© Reuters. FILE PHOTO: Bottles of Heineken beer are seen at a grocery store through the coronavirus illness (COVID-19) outbreak, in Bangkok, Thailand, October 12, 2020. REUTERS/Soe Zeya Tun/File Photograph
By Philip Blenkinsop
BRUSSELS (Reuters) -Heineken, the world’s second-largest brewer, reported first-half earnings above expectations on Monday, however warned of weak spot in the remainder of the yr as prices eat into margins and the COVID-19 pandemic continues to hit key markets.
The maker of Europe’s top-selling lager Heineken (OTC:), Tiger and Sol, mentioned working revenue earlier than one-offs doubled to 1.63 billion euros ($1.93 billion), in contrast with the common forecast in a company-compiled ballot of 1.22 billion euros.
Dolf van den Brink, who has been chief govt for a yr, mentioned the corporate was happy with a powerful set of first-half outcomes, however mentioned there was cause for warning, with outcomes anticipated to stay beneath pre-pandemic ranges in 2021 as a complete.

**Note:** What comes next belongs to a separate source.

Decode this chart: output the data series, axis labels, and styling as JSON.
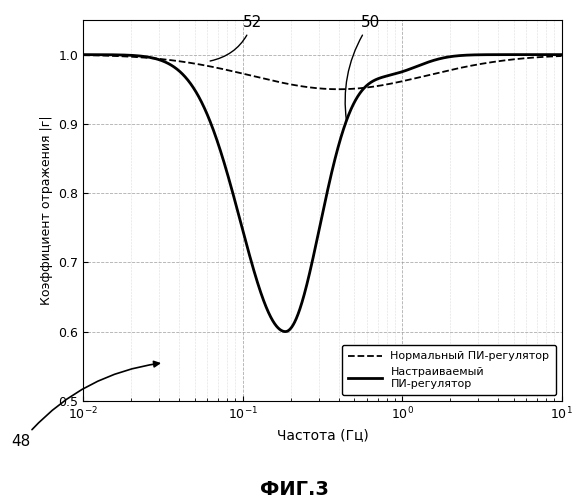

COVID-19 would stay an element, with the largest affect in key markets in Africa and Asia. Rising commodity prices would additionally begin affecting Heineken within the second half of 2021 and would have a “materials impact” in 2022.
Heineken beforehand forecast that market circumstances ought to enhance within the second half of 2021, relying on vaccine roll-outs.